I can't wait to read about 9-11. What was it about the August warnings titled "Bin Laden Plans to Attack America" that he didn't believe. In the interviews, he tries to maintain that no one really knew who committed 9-11 until days later when intelligence picked up Al Qaeda's bragging about it. He and Cheney have argued that no one knew anything about Al Qaeda until after 9-11. This is just plain wrong as the Clinton Administration had a full-time office just tracking Bin Laden and documenting the group's plans and ideology. The same can be said about determining the group's personnel. There has been a huge smokescreen created by the Bush people over 9/11 and the rationale for why the huge military/ terrorist/ intelligence complex was created after that day.
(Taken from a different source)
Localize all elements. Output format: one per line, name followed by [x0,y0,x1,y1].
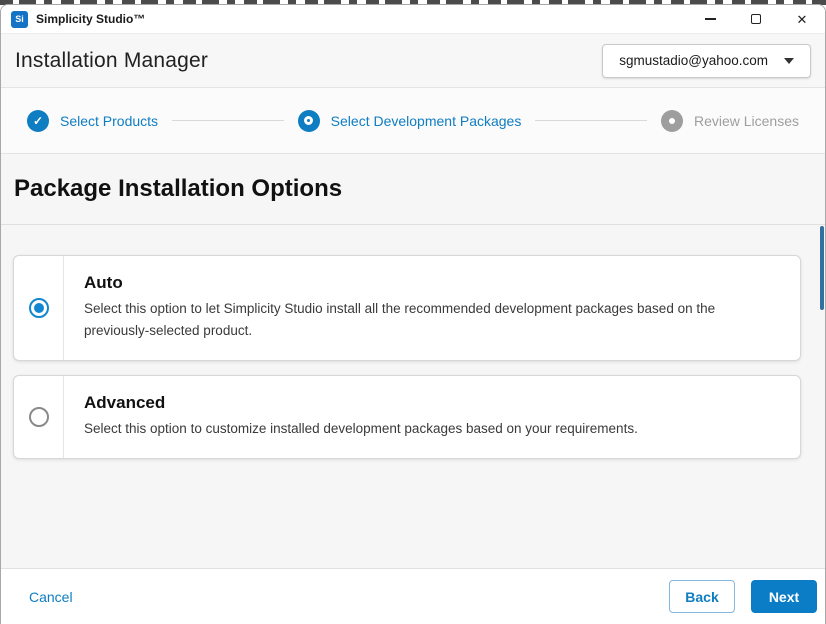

Some of this is understandable. You get caught with your pants down on the worst attack on America since Pearl Harbor. It's understandable you would want to cover up the obvious tracks leading to this event. But I find the whole rationale for torture in the Bush Administration to hang on this supposed ignorance about Al Qaeda and the wonderous revelations produced by waterboarding Khalid Sheik Mohammed. But those revelations made the U.S. chase around the world on false leads, produced the false info that Saddam Hussein was linked to Al Qaeda, and did not produce information about the LAX plot or the Healthrow plot or anything else. The United States and its allies knew buckets of information about AlQaeda. They didn't need torture or the wonderful fantasies about the "ticking time-bomb" to motivate people.
Watching Dubya, I still get this sense the guy was not in control. If you go back to the parts of the interview with Matt Lauer about his authorizing torture,listen to it closely. You get the sense his participation was very late in the game and that he was merely asked to bless the torture that had already been approved. Even in this very major decision, he comes across as disengaged, not quite aware of what is going on.
Years ago, people speculated about Nixon's state of mind and whether he was actually engaged in the last years of his presidency. There were rumors about drink, maudlin late night tours of the Capitol, boatrides to Mount Vernon. But then slightly more than a decade ago, a book was published of all the memos he wrote while President. In these memos he was obsessed with the most minute details of policy, personnel, and politics. He even spent time actually describing the ridiculous uniforms for the White House Guards. In fact, Nixon was in total control--just not emotionally in control of himself.
Maybe we will find out the same about Dubya. But today I have my doubts.